Now what? “Is something else wrong?”
“Well, you’re glowing a bit,” Isabelle said. “I mean, just a smidge. Of the glowing.”
“Glowing?”
Alec raised the hand that held Jace’s. Jace could see, in the darkness, a faint shimmer across his forearm that seemed to trace the lines of his veins like a map. “We think it’s a leftover effect from the archangel’s sword,” he said. “It’ll probably fade soon, but the Silent Brothers are curious. Of course.”
Jace sighed and let his head fall back against the pillow. He was too exhausted to muster up much interest in his new, illuminated state. “Does that mean you have to go?” he asked. “Do you have to get the Brothers?”
“They instructed us to get them when you woke,” said Alec, but he was shaking his head, even as he spoke. “But not if you don’t want us to.”
“I feel tired,” Jace confessed. “If I could sleep a few more hours…”
“Of course. Of course you can.” Isabelle’s fingers pushed his hair back, out of his eyes. Her tone was firm, absolute: fierce as a mother bear protecting her cub.
Jace’s eyes began to close. “And you won’t leave me?”
“No,” Alec said. “No, we won’t ever leave you. You know that.”
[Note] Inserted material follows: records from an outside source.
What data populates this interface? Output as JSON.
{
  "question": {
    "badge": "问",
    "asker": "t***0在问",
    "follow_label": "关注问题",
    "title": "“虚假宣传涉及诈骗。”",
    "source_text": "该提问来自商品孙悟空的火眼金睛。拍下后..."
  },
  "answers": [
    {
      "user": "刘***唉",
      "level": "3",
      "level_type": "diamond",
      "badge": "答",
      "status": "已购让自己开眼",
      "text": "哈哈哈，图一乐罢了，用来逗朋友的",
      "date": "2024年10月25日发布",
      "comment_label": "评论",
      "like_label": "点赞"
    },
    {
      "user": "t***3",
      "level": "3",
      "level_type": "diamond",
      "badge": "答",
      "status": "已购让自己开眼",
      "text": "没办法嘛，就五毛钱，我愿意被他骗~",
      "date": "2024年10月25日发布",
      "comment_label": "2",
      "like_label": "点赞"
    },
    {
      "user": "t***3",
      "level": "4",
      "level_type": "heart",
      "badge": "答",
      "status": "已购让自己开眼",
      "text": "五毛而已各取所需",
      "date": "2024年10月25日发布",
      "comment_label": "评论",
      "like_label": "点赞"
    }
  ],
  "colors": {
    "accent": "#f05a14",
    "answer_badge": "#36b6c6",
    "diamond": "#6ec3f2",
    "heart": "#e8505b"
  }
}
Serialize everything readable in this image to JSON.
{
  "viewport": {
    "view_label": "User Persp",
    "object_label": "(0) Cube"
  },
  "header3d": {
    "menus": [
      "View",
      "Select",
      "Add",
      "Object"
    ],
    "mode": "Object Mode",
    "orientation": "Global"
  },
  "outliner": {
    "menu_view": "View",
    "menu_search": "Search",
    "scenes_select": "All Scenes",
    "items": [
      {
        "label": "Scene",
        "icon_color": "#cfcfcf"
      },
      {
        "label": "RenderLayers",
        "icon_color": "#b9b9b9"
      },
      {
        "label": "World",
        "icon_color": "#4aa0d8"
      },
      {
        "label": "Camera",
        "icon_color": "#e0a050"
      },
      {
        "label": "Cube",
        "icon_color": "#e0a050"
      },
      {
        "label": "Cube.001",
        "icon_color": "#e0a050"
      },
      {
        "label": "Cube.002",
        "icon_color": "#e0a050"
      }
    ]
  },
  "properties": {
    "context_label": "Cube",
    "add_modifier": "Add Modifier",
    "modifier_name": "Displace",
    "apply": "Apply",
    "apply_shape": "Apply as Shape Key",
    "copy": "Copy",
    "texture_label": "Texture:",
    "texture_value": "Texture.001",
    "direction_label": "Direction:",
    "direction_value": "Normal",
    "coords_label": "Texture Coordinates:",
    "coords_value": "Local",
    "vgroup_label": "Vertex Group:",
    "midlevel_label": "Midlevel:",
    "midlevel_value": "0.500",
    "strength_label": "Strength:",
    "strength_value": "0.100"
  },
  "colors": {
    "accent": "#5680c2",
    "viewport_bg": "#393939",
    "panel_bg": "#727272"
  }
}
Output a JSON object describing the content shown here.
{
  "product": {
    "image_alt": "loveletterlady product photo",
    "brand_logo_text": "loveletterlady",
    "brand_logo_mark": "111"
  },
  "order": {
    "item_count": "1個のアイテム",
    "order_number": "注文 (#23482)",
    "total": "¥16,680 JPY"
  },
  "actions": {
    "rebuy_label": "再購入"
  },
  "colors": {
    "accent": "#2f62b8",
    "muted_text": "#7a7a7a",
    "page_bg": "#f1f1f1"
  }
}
“Never.” Isabelle took his hand, the one Alec wasn’t holding, and pressed it fiercely. “Lightwoods, all together,” she whispered. Jace’s hand was suddenly damp where she was holding it, and he realized she was crying, her tears splashing down—crying for him, because she loved him; even after everything that had happened, she still loved him.
They both did.
He fell asleep like that, with Isabelle on one side of him and Alec on the other, as the sun came up with the dawn.